'Getting What You Want': Aligning Goals with Actual Care in Patients with Serious Illness

Jan 22, 2015, 3:00 PM

The Institute of Medicine recently released a report entitled Dying in America: Improving Quality and Honoring Individual Preferences Near the End of Life. The news headlines read: “Panel Urges Overhauling of Health Care of End of Life.”

Here’s why: Most Americans wish to die at home and want to avoid heroic measures to keep them alive. Yet most die in institutional settings like hospitals and nursing homes, and 20 percent die in intensive care units.

The transition of death from the home to institutional settings over the past 40 years has been promoted by the advent of new medical technologies. While these remarkable technologies can be life-saving for certain patients, for many others aggressive therapies may simply prolong the dying process and extend suffering. In addition, many patients who die in institutional settings die with undertreated pain and difficult or labored breathing. And many report inadequate communication with their physicians about their end-of-life preferences.

Numerous studies show that patients want to have conversations about their end-of-life care and expect their physicians to initiate these discussions. When these conversations occur, there is greater alignment between patients’ wishes and the care they receive; higher patient quality of life; less frequent use of non-beneficial life-sustaining treatments; more use of hospice care; reduced family distress; and reduced resource use and costs. However, many physicians do not feel comfortable having these conversations and, in fact, identify more barriers to having these discussions than do patients.

Three years ago, our team began working on a project to develop and test a system to ensure that end-of-life discussions take place with appropriate patients. In collaboration with Susan Block, MD, and Atul Gawande, MD, MPH, and with Ariadne Labs, we developed, refined, and piloted a Serious Illness Conversation Guide to aid clinicians in their discussions with patients.

The Serious Illness Care Program attempts to: 1) identify patients who would benefit from discussions of end-of-life wishes; 2) train and coach physicians and other clinicians to use a structured communication guide to elicit patient values and goals; 3) ‘trigger’ conversations between clinicians and patients; 4) facilitate patient communication with family members; and 5) document patients’ wishes in a “single source of truth” in the electronic medical record.

The goals of this system are to ensure that patients receive the care they want at the end of life to the extent possible. Our goal is to ensure that patients are able to understand their expected prognosis, define their goals, make personalized decisions about the treatments they want and don’t want, identify levels of function they find tolerable, and explore acceptable and unacceptable tradeoffs to achieve their goals, even if they are not able to speak for themselves in the moment. Designating a single location in the electronic medical record system about patient values and goals is critical to ensuring that patient goals are known and met.

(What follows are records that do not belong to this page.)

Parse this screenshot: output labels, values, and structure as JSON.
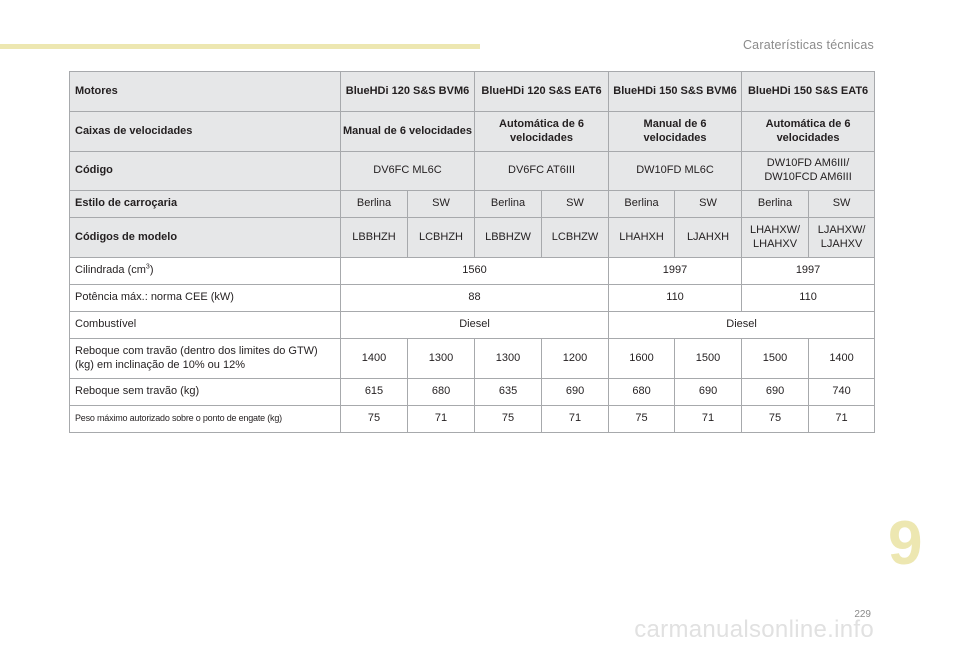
{
  "header": {
    "section_title": "Caraterísticas técnicas"
  },
  "table": {
    "motores_label": "Motores",
    "engines": [
      "BlueHDi 120 S&S BVM6",
      "BlueHDi 120 S&S EAT6",
      "BlueHDi 150 S&S BVM6",
      "BlueHDi 150 S&S EAT6"
    ],
    "gearbox_label": "Caixas de velocidades",
    "gearboxes": [
      "Manual de 6 velocidades",
      "Automática de 6 velocidades",
      "Manual de 6 velocidades",
      "Automática de 6 velocidades"
    ],
    "code_label": "Código",
    "codes": [
      "DV6FC ML6C",
      "DV6FC AT6III",
      "DW10FD ML6C",
      "DW10FD AM6III/ DW10FCD AM6III"
    ],
    "body_label": "Estilo de carroçaria",
    "bodies": [
      "Berlina",
      "SW",
      "Berlina",
      "SW",
      "Berlina",
      "SW",
      "Berlina",
      "SW"
    ],
    "model_codes_label": "Códigos de modelo",
    "model_codes": [
      "LBBHZH",
      "LCBHZH",
      "LBBHZW",
      "LCBHZW",
      "LHAHXH",
      "LJAHXH",
      "LHAHXW/ LHAHXV",
      "LJAHXW/ LJAHXV"
    ],
    "displacement_label": "Cilindrada (cm",
    "displacement_sup": "3",
    "displacement_label_end": ")",
    "displacement": [
      "1560",
      "1997",
      "1997"
    ],
    "power_label": "Potência máx.: norma CEE (kW)",
    "power": [
      "88",
      "110",
      "110"
    ],
    "fuel_label": "Combustível",
    "fuel": [
      "Diesel",
      "Diesel"
    ],
    "braked_trailer_label": "Reboque com travão (dentro dos limites do GTW) (kg) em inclinação de 10% ou 12%",
    "braked_trailer": [
      "1400",
      "1300",
      "1300",
      "1200",
      "1600",
      "1500",
      "1500",
      "1400"
    ],
    "unbraked_trailer_label": "Reboque sem travão (kg)",
    "unbraked_trailer": [
      "615",
      "680",
      "635",
      "690",
      "680",
      "690",
      "690",
      "740"
    ],
    "nose_weight_label": "Peso máximo autorizado sobre o ponto de engate (kg)",
    "nose_weight": [
      "75",
      "71",
      "75",
      "71",
      "75",
      "71",
      "75",
      "71"
    ]
  },
  "chapter_number": "9",
  "page_number": "229",
  "watermark": "carmanualsonline.info",
  "colors": {
    "accent": "#ede7b1",
    "shade": "#e6e7e8",
    "border": "#a7a9ac"
  }
}
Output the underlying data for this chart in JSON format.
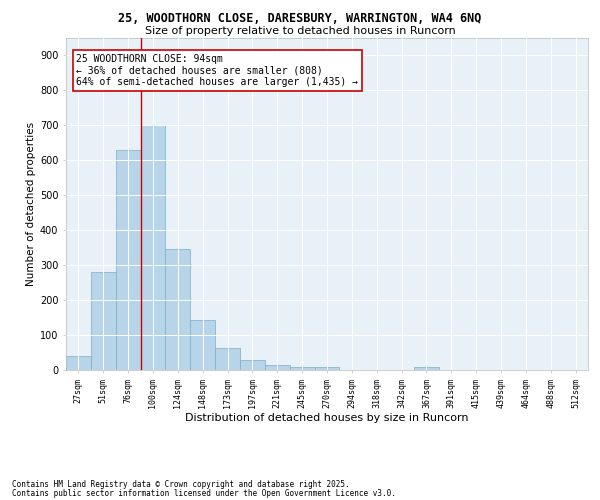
{
  "title_line1": "25, WOODTHORN CLOSE, DARESBURY, WARRINGTON, WA4 6NQ",
  "title_line2": "Size of property relative to detached houses in Runcorn",
  "xlabel": "Distribution of detached houses by size in Runcorn",
  "ylabel": "Number of detached properties",
  "bar_color": "#b8d4e8",
  "bar_edge_color": "#7aaec8",
  "background_color": "#e8f0f8",
  "grid_color": "#ffffff",
  "vline_color": "#cc0000",
  "vline_x_index": 3,
  "annotation_text": "25 WOODTHORN CLOSE: 94sqm\n← 36% of detached houses are smaller (808)\n64% of semi-detached houses are larger (1,435) →",
  "annotation_box_color": "#ffffff",
  "annotation_box_edge": "#cc0000",
  "categories": [
    "27sqm",
    "51sqm",
    "76sqm",
    "100sqm",
    "124sqm",
    "148sqm",
    "173sqm",
    "197sqm",
    "221sqm",
    "245sqm",
    "270sqm",
    "294sqm",
    "318sqm",
    "342sqm",
    "367sqm",
    "391sqm",
    "415sqm",
    "439sqm",
    "464sqm",
    "488sqm",
    "512sqm"
  ],
  "values": [
    40,
    280,
    630,
    700,
    345,
    143,
    63,
    30,
    13,
    10,
    10,
    0,
    0,
    0,
    10,
    0,
    0,
    0,
    0,
    0,
    0
  ],
  "ylim": [
    0,
    950
  ],
  "yticks": [
    0,
    100,
    200,
    300,
    400,
    500,
    600,
    700,
    800,
    900
  ],
  "footnote1": "Contains HM Land Registry data © Crown copyright and database right 2025.",
  "footnote2": "Contains public sector information licensed under the Open Government Licence v3.0."
}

In 2012, we launched a randomized-controlled trial at the Dana-Farber Cancer Institute to investigate whether the Serious Illness Care Program improves patients’ peacefulness and whether they received care that was consistent with their goals at the end of life. Thus far, we have conducted more than 20 training sessions, which clinicians rate very highly. Their confidence levels improve significantly on 18 out of 23 competencies addressed in the training.

As we launch our clinical trial, we are seeking partners to implement and measure the impact of the Serious Illness Care Program and its components. The level of interest suggests that we are at the cusp of change—a time when many institutions are recognizing a need to address end-of-life care decisions differently. Clinicians, health care leaders, and patients and families are enthusiastic about the potential our system has to create and extend change in this essential aspect of quality medical care.

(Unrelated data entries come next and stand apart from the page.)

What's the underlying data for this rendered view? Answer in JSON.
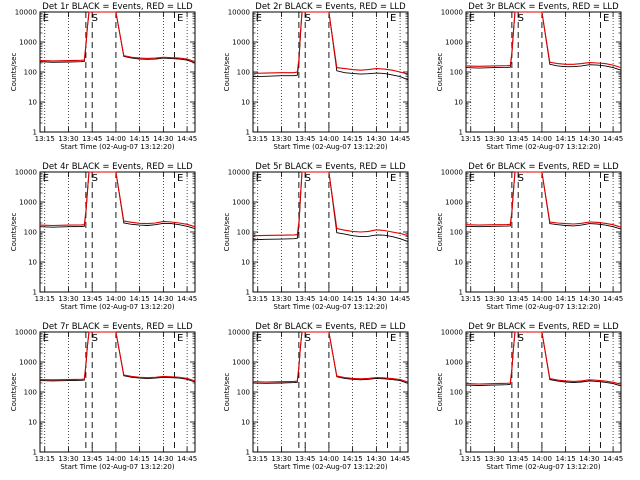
{
  "figure": {
    "colors": {
      "events": "#000000",
      "lld": "#e00000",
      "frame": "#000000"
    },
    "yscale": "log"
  },
  "chart_data": [
    {
      "type": "line",
      "title": "Det 1r BLACK = Events, RED = LLD",
      "xlabel": "Start Time (02-Aug-07 13:12:20)",
      "ylabel": "Counts/sec",
      "xticks": [
        "13:15",
        "13:30",
        "13:45",
        "14:00",
        "14:15",
        "14:30",
        "14:45"
      ],
      "yticks": [
        "1",
        "10",
        "100",
        "1000",
        "10000"
      ],
      "ylim": [
        1,
        10000
      ],
      "markers": [
        "E",
        "S",
        "E"
      ],
      "x": [
        "13:12",
        "13:20",
        "13:30",
        "13:38",
        "13:40",
        "13:41",
        "13:42",
        "13:43",
        "13:44",
        "13:45",
        "13:50",
        "13:55",
        "14:00",
        "14:05",
        "14:10",
        "14:15",
        "14:20",
        "14:25",
        "14:30",
        "14:35",
        "14:40",
        "14:45",
        "14:50"
      ],
      "series": [
        {
          "name": "Events",
          "values": [
            220,
            210,
            215,
            220,
            225,
            700,
            3000,
            10000,
            10000,
            10000,
            10000,
            10000,
            10000,
            330,
            290,
            270,
            265,
            270,
            290,
            280,
            270,
            250,
            200
          ]
        },
        {
          "name": "LLD",
          "values": [
            240,
            235,
            240,
            245,
            250,
            800,
            3200,
            10000,
            10000,
            10000,
            10000,
            10000,
            10000,
            350,
            310,
            290,
            285,
            290,
            310,
            300,
            290,
            270,
            220
          ]
        }
      ]
    },
    {
      "type": "line",
      "title": "Det 2r BLACK = Events, RED = LLD",
      "xlabel": "Start Time (02-Aug-07 13:12:20)",
      "ylabel": "Counts/sec",
      "xticks": [
        "13:15",
        "13:30",
        "13:45",
        "14:00",
        "14:15",
        "14:30",
        "14:45"
      ],
      "yticks": [
        "1",
        "10",
        "100",
        "1000",
        "10000"
      ],
      "ylim": [
        1,
        10000
      ],
      "markers": [
        "E",
        "S",
        "E"
      ],
      "x": [
        "13:12",
        "13:20",
        "13:30",
        "13:38",
        "13:40",
        "13:41",
        "13:42",
        "13:43",
        "13:44",
        "13:45",
        "13:50",
        "13:55",
        "14:00",
        "14:05",
        "14:10",
        "14:15",
        "14:20",
        "14:25",
        "14:30",
        "14:35",
        "14:40",
        "14:45",
        "14:50"
      ],
      "series": [
        {
          "name": "Events",
          "values": [
            70,
            72,
            75,
            75,
            78,
            200,
            1500,
            10000,
            10000,
            10000,
            10000,
            10000,
            10000,
            110,
            95,
            90,
            85,
            88,
            92,
            90,
            80,
            70,
            55
          ]
        },
        {
          "name": "LLD",
          "values": [
            90,
            92,
            95,
            95,
            100,
            260,
            2000,
            10000,
            10000,
            10000,
            10000,
            10000,
            10000,
            140,
            130,
            120,
            115,
            120,
            130,
            125,
            115,
            100,
            85
          ]
        }
      ]
    },
    {
      "type": "line",
      "title": "Det 3r BLACK = Events, RED = LLD",
      "xlabel": "Start Time (02-Aug-07 13:12:20)",
      "ylabel": "Counts/sec",
      "xticks": [
        "13:15",
        "13:30",
        "13:45",
        "14:00",
        "14:15",
        "14:30",
        "14:45"
      ],
      "yticks": [
        "1",
        "10",
        "100",
        "1000",
        "10000"
      ],
      "ylim": [
        1,
        10000
      ],
      "markers": [
        "E",
        "S",
        "E"
      ],
      "x": [
        "13:12",
        "13:20",
        "13:30",
        "13:38",
        "13:40",
        "13:41",
        "13:42",
        "13:43",
        "13:44",
        "13:45",
        "13:50",
        "13:55",
        "14:00",
        "14:05",
        "14:10",
        "14:15",
        "14:20",
        "14:25",
        "14:30",
        "14:35",
        "14:40",
        "14:45",
        "14:50"
      ],
      "series": [
        {
          "name": "Events",
          "values": [
            140,
            135,
            140,
            142,
            145,
            400,
            2000,
            10000,
            10000,
            10000,
            10000,
            10000,
            10000,
            180,
            160,
            150,
            150,
            160,
            175,
            170,
            160,
            140,
            115
          ]
        },
        {
          "name": "LLD",
          "values": [
            160,
            155,
            160,
            162,
            165,
            450,
            2200,
            10000,
            10000,
            10000,
            10000,
            10000,
            10000,
            210,
            190,
            180,
            180,
            190,
            205,
            200,
            190,
            170,
            140
          ]
        }
      ]
    },
    {
      "type": "line",
      "title": "Det 4r BLACK = Events, RED = LLD",
      "xlabel": "Start Time (02-Aug-07 13:12:20)",
      "ylabel": "Counts/sec",
      "xticks": [
        "13:15",
        "13:30",
        "13:45",
        "14:00",
        "14:15",
        "14:30",
        "14:45"
      ],
      "yticks": [
        "1",
        "10",
        "100",
        "1000",
        "10000"
      ],
      "ylim": [
        1,
        10000
      ],
      "markers": [
        "E",
        "S",
        "E"
      ],
      "x": [
        "13:12",
        "13:20",
        "13:30",
        "13:38",
        "13:40",
        "13:41",
        "13:42",
        "13:43",
        "13:44",
        "13:45",
        "13:50",
        "13:55",
        "14:00",
        "14:05",
        "14:10",
        "14:15",
        "14:20",
        "14:25",
        "14:30",
        "14:35",
        "14:40",
        "14:45",
        "14:50"
      ],
      "series": [
        {
          "name": "Events",
          "values": [
            150,
            145,
            150,
            152,
            155,
            420,
            2000,
            10000,
            10000,
            10000,
            10000,
            10000,
            10000,
            200,
            180,
            170,
            165,
            175,
            195,
            190,
            175,
            155,
            130
          ]
        },
        {
          "name": "LLD",
          "values": [
            170,
            165,
            170,
            172,
            175,
            480,
            2300,
            10000,
            10000,
            10000,
            10000,
            10000,
            10000,
            230,
            210,
            195,
            190,
            200,
            225,
            215,
            200,
            180,
            150
          ]
        }
      ]
    },
    {
      "type": "line",
      "title": "Det 5r BLACK = Events, RED = LLD",
      "xlabel": "Start Time (02-Aug-07 13:12:20)",
      "ylabel": "Counts/sec",
      "xticks": [
        "13:15",
        "13:30",
        "13:45",
        "14:00",
        "14:15",
        "14:30",
        "14:45"
      ],
      "yticks": [
        "1",
        "10",
        "100",
        "1000",
        "10000"
      ],
      "ylim": [
        1,
        10000
      ],
      "markers": [
        "E",
        "S",
        "E"
      ],
      "x": [
        "13:12",
        "13:20",
        "13:30",
        "13:38",
        "13:40",
        "13:41",
        "13:42",
        "13:43",
        "13:44",
        "13:45",
        "13:50",
        "13:55",
        "14:00",
        "14:05",
        "14:10",
        "14:15",
        "14:20",
        "14:25",
        "14:30",
        "14:35",
        "14:40",
        "14:45",
        "14:50"
      ],
      "series": [
        {
          "name": "Events",
          "values": [
            55,
            57,
            58,
            60,
            62,
            160,
            1200,
            10000,
            10000,
            10000,
            10000,
            10000,
            10000,
            95,
            85,
            75,
            70,
            72,
            80,
            78,
            70,
            60,
            48
          ]
        },
        {
          "name": "LLD",
          "values": [
            75,
            77,
            78,
            80,
            82,
            210,
            1500,
            10000,
            10000,
            10000,
            10000,
            10000,
            10000,
            130,
            115,
            105,
            100,
            105,
            118,
            112,
            100,
            90,
            75
          ]
        }
      ]
    },
    {
      "type": "line",
      "title": "Det 6r BLACK = Events, RED = LLD",
      "xlabel": "Start Time (02-Aug-07 13:12:20)",
      "ylabel": "Counts/sec",
      "xticks": [
        "13:15",
        "13:30",
        "13:45",
        "14:00",
        "14:15",
        "14:30",
        "14:45"
      ],
      "yticks": [
        "1",
        "10",
        "100",
        "1000",
        "10000"
      ],
      "ylim": [
        1,
        10000
      ],
      "markers": [
        "E",
        "S",
        "E"
      ],
      "x": [
        "13:12",
        "13:20",
        "13:30",
        "13:38",
        "13:40",
        "13:41",
        "13:42",
        "13:43",
        "13:44",
        "13:45",
        "13:50",
        "13:55",
        "14:00",
        "14:05",
        "14:10",
        "14:15",
        "14:20",
        "14:25",
        "14:30",
        "14:35",
        "14:40",
        "14:45",
        "14:50"
      ],
      "series": [
        {
          "name": "Events",
          "values": [
            155,
            150,
            155,
            157,
            160,
            430,
            2100,
            10000,
            10000,
            10000,
            10000,
            10000,
            10000,
            190,
            175,
            165,
            160,
            170,
            190,
            185,
            170,
            150,
            125
          ]
        },
        {
          "name": "LLD",
          "values": [
            175,
            170,
            175,
            177,
            180,
            490,
            2400,
            10000,
            10000,
            10000,
            10000,
            10000,
            10000,
            215,
            200,
            190,
            185,
            195,
            215,
            210,
            195,
            175,
            145
          ]
        }
      ]
    },
    {
      "type": "line",
      "title": "Det 7r BLACK = Events, RED = LLD",
      "xlabel": "Start Time (02-Aug-07 13:12:20)",
      "ylabel": "Counts/sec",
      "xticks": [
        "13:15",
        "13:30",
        "13:45",
        "14:00",
        "14:15",
        "14:30",
        "14:45"
      ],
      "yticks": [
        "1",
        "10",
        "100",
        "1000",
        "10000"
      ],
      "ylim": [
        1,
        10000
      ],
      "markers": [
        "E",
        "S",
        "E"
      ],
      "x": [
        "13:12",
        "13:20",
        "13:30",
        "13:38",
        "13:40",
        "13:41",
        "13:42",
        "13:43",
        "13:44",
        "13:45",
        "13:50",
        "13:55",
        "14:00",
        "14:05",
        "14:10",
        "14:15",
        "14:20",
        "14:25",
        "14:30",
        "14:35",
        "14:40",
        "14:45",
        "14:50"
      ],
      "series": [
        {
          "name": "Events",
          "values": [
            240,
            235,
            240,
            245,
            250,
            750,
            3200,
            10000,
            10000,
            10000,
            10000,
            10000,
            10000,
            350,
            310,
            290,
            280,
            290,
            310,
            300,
            290,
            265,
            215
          ]
        },
        {
          "name": "LLD",
          "values": [
            260,
            255,
            260,
            265,
            270,
            820,
            3500,
            10000,
            10000,
            10000,
            10000,
            10000,
            10000,
            370,
            330,
            310,
            300,
            310,
            330,
            320,
            310,
            285,
            235
          ]
        }
      ]
    },
    {
      "type": "line",
      "title": "Det 8r BLACK = Events, RED = LLD",
      "xlabel": "Start Time (02-Aug-07 13:12:20)",
      "ylabel": "Counts/sec",
      "xticks": [
        "13:15",
        "13:30",
        "13:45",
        "14:00",
        "14:15",
        "14:30",
        "14:45"
      ],
      "yticks": [
        "1",
        "10",
        "100",
        "1000",
        "10000"
      ],
      "ylim": [
        1,
        10000
      ],
      "markers": [
        "E",
        "S",
        "E"
      ],
      "x": [
        "13:12",
        "13:20",
        "13:30",
        "13:38",
        "13:40",
        "13:41",
        "13:42",
        "13:43",
        "13:44",
        "13:45",
        "13:50",
        "13:55",
        "14:00",
        "14:05",
        "14:10",
        "14:15",
        "14:20",
        "14:25",
        "14:30",
        "14:35",
        "14:40",
        "14:45",
        "14:50"
      ],
      "series": [
        {
          "name": "Events",
          "values": [
            200,
            195,
            200,
            205,
            210,
            650,
            3000,
            10000,
            10000,
            10000,
            10000,
            10000,
            10000,
            320,
            285,
            265,
            255,
            265,
            285,
            275,
            260,
            240,
            195
          ]
        },
        {
          "name": "LLD",
          "values": [
            220,
            215,
            220,
            225,
            230,
            700,
            3200,
            10000,
            10000,
            10000,
            10000,
            10000,
            10000,
            340,
            305,
            285,
            275,
            285,
            305,
            295,
            280,
            260,
            215
          ]
        }
      ]
    },
    {
      "type": "line",
      "title": "Det 9r BLACK = Events, RED = LLD",
      "xlabel": "Start Time (02-Aug-07 13:12:20)",
      "ylabel": "Counts/sec",
      "xticks": [
        "13:15",
        "13:30",
        "13:45",
        "14:00",
        "14:15",
        "14:30",
        "14:45"
      ],
      "yticks": [
        "1",
        "10",
        "100",
        "1000",
        "10000"
      ],
      "ylim": [
        1,
        10000
      ],
      "markers": [
        "E",
        "S",
        "E"
      ],
      "x": [
        "13:12",
        "13:20",
        "13:30",
        "13:38",
        "13:40",
        "13:41",
        "13:42",
        "13:43",
        "13:44",
        "13:45",
        "13:50",
        "13:55",
        "14:00",
        "14:05",
        "14:10",
        "14:15",
        "14:20",
        "14:25",
        "14:30",
        "14:35",
        "14:40",
        "14:45",
        "14:50"
      ],
      "series": [
        {
          "name": "Events",
          "values": [
            170,
            165,
            170,
            175,
            180,
            550,
            2600,
            10000,
            10000,
            10000,
            10000,
            10000,
            10000,
            260,
            230,
            215,
            205,
            215,
            235,
            225,
            210,
            190,
            160
          ]
        },
        {
          "name": "LLD",
          "values": [
            190,
            185,
            190,
            195,
            200,
            600,
            2800,
            10000,
            10000,
            10000,
            10000,
            10000,
            10000,
            280,
            250,
            235,
            225,
            235,
            255,
            245,
            230,
            210,
            180
          ]
        }
      ]
    }
  ]
}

To meet this need, and to take advantage of this critical moment to catalyze major change, we invite additional sites with an interest in implementing our Serious Illness Conversation Guide to join in a collaborative learning and dissemination project. We are launching a Harvard Medical School course in June 2015 for individuals to learn about and practice an innovative approach to serious illness discussions and develop competencies in training others in implementing a Serious Illness Care Program at their local institution. 

 

References

1          Temel JS, Greer JA, Muzikansky A, Gallagher ER, Admane S, Jackson VA, et al. Early palliative care for patients with metastatic non-small-cell lung cancer. N Engl J Med. 2010;363:733-42.

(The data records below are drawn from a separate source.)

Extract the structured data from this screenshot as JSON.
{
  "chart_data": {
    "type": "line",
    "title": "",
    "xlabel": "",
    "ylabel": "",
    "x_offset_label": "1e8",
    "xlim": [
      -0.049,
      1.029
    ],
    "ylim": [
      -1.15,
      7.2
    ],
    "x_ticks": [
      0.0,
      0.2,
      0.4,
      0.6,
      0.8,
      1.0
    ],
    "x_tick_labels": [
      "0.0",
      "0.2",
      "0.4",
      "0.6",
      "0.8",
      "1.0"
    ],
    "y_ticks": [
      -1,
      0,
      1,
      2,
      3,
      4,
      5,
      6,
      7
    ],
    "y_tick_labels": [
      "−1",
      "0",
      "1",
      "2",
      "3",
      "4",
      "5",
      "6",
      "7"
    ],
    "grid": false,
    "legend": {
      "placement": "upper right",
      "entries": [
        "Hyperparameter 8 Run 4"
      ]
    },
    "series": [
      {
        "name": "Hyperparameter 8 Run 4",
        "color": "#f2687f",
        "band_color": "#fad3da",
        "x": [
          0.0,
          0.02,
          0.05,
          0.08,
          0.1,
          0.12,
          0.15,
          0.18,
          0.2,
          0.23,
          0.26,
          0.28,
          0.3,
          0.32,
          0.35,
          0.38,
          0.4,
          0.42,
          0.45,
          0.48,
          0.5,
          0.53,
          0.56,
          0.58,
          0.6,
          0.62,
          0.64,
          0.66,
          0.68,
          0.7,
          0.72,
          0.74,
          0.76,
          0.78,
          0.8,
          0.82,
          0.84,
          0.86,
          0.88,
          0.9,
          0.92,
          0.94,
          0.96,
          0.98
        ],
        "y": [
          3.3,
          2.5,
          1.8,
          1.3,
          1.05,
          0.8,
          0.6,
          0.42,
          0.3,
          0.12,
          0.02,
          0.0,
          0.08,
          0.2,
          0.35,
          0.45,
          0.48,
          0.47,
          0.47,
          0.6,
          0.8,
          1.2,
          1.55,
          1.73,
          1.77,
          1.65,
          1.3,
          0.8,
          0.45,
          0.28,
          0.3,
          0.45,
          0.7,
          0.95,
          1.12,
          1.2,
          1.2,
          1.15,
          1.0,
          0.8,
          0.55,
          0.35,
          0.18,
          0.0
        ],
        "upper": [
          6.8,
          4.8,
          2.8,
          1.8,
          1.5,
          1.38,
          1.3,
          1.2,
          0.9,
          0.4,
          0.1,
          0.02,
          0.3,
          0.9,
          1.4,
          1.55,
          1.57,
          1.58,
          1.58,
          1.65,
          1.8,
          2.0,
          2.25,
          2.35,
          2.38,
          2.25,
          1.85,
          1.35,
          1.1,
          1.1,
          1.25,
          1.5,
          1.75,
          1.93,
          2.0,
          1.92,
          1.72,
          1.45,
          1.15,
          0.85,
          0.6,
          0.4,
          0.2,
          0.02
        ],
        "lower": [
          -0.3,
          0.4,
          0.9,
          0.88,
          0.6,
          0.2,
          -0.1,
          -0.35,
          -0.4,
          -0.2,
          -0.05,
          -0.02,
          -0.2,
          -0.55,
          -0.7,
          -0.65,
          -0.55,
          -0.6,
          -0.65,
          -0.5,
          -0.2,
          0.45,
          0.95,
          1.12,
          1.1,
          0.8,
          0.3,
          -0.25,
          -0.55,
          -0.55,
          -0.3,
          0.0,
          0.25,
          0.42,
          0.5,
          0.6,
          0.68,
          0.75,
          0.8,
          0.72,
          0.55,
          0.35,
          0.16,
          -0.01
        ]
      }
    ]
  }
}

2.         Wright AA, Zhang B, Ray A, Mack JW, Trice E, Balboni T, et al. Associations between end-of-life discussions, patient mental health, medical care near death, and caregiver bereavement adjustment. JAMA. 2008;300(14):1665-73.

3.          Zhang B, Wright AA, Huskamp HA, Nilsson ME, Maciejewski ML, Earle CC, et al. Health care costs in the last week of life: associations with end-of-life conversations. Arch Intern Med. 2009;169(5):480-8.